Now that you’ve chosen your photographer(s), you need to determine which photos you need for your portfolio. Remember, you’re targeting a well-rounded portfolio, has variety and fits the modeling areas you’re most suited to. Please consult with your photographer: Ask for his opinion, discuss the types of modeling you will pursue and the most appropriate photos for each genre. As a photographer, he has a lot of experience in the modeling industry, so it is in your best interest to seek his opinion and guidance and take his suggestions to heart. Once that is completed, you must be both agree on a few details about the shoot, such as wardrobe (what do you take to help achieve certain concepts and looks Must certain garments, patterns,? Or colors? What poses do you need to practice? What is the ideal hair/makeup concept for each set?) It is very important to ask and coordinate these things before your shoot, which can prevent any misunderstandings afterward.

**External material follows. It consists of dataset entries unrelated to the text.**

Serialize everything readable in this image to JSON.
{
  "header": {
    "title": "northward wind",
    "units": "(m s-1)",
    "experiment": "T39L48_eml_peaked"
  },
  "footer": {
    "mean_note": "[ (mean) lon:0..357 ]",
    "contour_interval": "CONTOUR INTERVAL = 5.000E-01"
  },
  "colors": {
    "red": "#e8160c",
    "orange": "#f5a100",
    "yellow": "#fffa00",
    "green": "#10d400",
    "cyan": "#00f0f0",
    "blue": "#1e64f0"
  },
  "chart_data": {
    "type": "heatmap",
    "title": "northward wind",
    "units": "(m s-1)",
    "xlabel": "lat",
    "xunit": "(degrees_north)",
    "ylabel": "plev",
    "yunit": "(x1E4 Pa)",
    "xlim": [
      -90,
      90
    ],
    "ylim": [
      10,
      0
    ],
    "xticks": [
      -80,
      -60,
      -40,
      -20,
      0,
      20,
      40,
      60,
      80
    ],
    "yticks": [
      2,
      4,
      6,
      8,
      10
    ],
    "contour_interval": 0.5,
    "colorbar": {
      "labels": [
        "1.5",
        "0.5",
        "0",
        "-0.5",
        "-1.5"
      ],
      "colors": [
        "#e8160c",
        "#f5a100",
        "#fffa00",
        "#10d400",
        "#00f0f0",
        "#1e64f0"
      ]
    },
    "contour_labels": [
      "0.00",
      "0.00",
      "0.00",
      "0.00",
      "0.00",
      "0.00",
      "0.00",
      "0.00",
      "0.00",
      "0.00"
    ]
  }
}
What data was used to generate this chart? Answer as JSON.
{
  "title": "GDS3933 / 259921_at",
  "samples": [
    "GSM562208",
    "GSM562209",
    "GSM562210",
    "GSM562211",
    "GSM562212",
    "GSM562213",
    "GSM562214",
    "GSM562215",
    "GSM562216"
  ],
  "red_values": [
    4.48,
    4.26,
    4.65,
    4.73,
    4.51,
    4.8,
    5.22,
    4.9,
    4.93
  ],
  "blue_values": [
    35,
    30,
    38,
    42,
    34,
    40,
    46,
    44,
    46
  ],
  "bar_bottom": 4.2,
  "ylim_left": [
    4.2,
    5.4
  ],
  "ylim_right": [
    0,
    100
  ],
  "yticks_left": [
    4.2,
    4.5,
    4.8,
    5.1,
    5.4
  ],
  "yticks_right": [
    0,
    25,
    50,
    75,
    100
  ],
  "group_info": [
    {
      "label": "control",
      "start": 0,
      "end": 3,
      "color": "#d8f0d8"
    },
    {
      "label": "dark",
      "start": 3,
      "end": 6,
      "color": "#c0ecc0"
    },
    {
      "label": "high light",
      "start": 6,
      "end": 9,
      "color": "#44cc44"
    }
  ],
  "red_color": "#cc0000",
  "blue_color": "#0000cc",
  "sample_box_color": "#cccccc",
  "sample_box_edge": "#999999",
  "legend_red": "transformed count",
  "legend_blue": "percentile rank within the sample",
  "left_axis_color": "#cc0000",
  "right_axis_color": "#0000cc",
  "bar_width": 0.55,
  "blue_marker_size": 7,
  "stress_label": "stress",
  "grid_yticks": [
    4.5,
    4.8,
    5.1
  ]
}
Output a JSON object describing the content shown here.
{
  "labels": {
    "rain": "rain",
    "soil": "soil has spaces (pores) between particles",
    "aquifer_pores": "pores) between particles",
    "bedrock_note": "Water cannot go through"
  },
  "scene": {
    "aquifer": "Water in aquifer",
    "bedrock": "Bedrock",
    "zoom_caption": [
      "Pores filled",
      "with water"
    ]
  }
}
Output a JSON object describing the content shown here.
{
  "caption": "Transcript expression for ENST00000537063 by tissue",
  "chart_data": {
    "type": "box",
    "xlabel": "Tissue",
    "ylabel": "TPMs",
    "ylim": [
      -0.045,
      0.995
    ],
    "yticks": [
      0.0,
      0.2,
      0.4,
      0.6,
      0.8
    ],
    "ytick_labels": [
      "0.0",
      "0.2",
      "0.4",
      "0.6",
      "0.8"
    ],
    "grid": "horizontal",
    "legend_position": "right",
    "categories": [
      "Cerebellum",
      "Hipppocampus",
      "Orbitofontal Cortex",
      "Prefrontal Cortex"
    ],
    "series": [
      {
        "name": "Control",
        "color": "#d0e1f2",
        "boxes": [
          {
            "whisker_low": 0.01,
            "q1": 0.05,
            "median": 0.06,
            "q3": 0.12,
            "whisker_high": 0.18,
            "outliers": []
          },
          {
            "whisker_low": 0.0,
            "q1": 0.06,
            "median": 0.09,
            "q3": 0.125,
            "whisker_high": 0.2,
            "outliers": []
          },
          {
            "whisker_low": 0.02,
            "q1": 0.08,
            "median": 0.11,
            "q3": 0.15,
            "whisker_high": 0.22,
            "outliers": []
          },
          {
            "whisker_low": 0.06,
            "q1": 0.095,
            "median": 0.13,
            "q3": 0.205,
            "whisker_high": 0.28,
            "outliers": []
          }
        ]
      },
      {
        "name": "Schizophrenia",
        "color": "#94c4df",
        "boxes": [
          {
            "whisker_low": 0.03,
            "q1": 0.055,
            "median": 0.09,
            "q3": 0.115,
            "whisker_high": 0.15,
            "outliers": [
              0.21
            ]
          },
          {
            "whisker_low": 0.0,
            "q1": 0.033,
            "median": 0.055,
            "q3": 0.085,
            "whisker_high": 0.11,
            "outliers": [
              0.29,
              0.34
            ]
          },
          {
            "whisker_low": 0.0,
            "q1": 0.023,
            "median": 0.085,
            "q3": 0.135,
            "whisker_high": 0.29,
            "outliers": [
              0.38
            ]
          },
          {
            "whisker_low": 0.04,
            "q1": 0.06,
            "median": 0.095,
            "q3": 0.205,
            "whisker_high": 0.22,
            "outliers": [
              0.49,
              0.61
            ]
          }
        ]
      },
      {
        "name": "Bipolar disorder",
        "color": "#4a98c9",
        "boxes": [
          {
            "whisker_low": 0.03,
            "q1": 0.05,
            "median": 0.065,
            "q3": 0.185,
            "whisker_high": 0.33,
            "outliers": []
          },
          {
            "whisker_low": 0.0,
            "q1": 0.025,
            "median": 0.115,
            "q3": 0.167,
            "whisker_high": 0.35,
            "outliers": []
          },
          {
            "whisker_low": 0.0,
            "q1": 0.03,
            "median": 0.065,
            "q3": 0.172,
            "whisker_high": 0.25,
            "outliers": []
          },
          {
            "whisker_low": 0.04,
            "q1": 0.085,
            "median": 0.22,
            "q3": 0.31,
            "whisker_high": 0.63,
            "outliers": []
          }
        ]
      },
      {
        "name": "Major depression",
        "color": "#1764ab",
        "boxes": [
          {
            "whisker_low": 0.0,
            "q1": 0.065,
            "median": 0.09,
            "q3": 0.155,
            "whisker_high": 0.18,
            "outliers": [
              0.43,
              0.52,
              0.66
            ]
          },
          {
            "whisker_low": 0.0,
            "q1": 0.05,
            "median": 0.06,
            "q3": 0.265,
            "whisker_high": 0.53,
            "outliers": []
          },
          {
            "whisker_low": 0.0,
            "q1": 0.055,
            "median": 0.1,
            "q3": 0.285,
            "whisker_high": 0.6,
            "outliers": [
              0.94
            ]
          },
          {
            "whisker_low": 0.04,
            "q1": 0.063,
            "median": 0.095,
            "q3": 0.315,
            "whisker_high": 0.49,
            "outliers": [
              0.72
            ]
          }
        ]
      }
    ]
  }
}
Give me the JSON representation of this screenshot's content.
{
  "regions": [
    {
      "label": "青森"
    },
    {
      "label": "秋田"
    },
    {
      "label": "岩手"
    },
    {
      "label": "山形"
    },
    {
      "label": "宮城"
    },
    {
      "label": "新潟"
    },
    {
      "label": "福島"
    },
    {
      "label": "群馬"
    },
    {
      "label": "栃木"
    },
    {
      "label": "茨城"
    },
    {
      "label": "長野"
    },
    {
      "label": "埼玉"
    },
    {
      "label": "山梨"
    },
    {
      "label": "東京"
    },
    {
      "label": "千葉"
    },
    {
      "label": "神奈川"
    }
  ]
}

While not required, a recommended next step is to find a professional hair and makeup artist. It’s much easier to put together the right team and get your portfolio right the first time than taking shortcuts and having to try again as a result. If you don’t know where to start to find one, you’ll want to use recommendations again – your photographer should have a few, as he’s probably worked with many in the past. Of course, you can always search yourself, but it is a long process, and you are not guaranteed a personal referral. Either way, taking this step will have a huge impact on your portfolio and the bottom line. If you just can’t afford a professional, don’t despair just yet – can you ask a friend with a background in makeup or hair? There are some great hair and makeup tutorials on YouTube if all else fails. You have to take the time to practice what you are watching.

Now on to the next step: photoshoot preparation! You want to do these things ahead of time to avoid undue stress. The day before your shoot, collect and pack all of your previously agreed-on wardrobe options, but also add in a few extra votes just for safety. It is imperative to have all the correct information about the shoot written down or typed on a piece of paper and bring it with you on the day of the shoot. This paper must state your arrival time, where to park, the address and mobile phone numbers of those involved. You also want to bring reinforcements: a bottle of water, a snack, and spare items as a precaution. For example, get your makeup (maybe the makeup artist never shows up, or she does show up but her face powder is shattered), and bring your curling iron (maybe hers decides to stop working that day or forgets it). to take from her). Yes, this is a lot of preparation, but it will pay off. Pfff! It’s finally photoshoot time!!

After your photo shoot is complete, start the image selection process. The key here is to focus on VARIETY. Also, you want to make sure you pick a few staple shots to include in your portfolio: a headshot (both smiling and nun), a full-body shot, and a ¾ length shot.) Then have fun with it! Choose the other images to include, as long as they are still relevant within your chosen modeling areas. Again, it’s important to ask your photographer for his advice and opinion – as a professional, and he can certainly advise which photos are best in your particular case. Above all, remember that you absolutely must choose the BEST of the best. Remember, this is your first impression, and you want to NAIL it!

The last and final step is to have your beautiful photos printed and put into a portfolio! You must print the images at 8″ x 10″ dimensions. Don’t stop making a great first impression now – go the extra mile when it comes to everything about your portfolio. This means getting a high-quality photo book and only putting photos in pristine condition in your book. If any of your prints have water damage, creases or bends, leave it out and print a new one! These may seem like small details, but they do matter. Plus, it wouldn’t be a bad idea to start cutting back now because this is the last step in building your model portfolio! So please give yourself a high-five for all your hard work because it’s going to pay off-book yourself some modeling work now with your amazing new modeling portfolio!!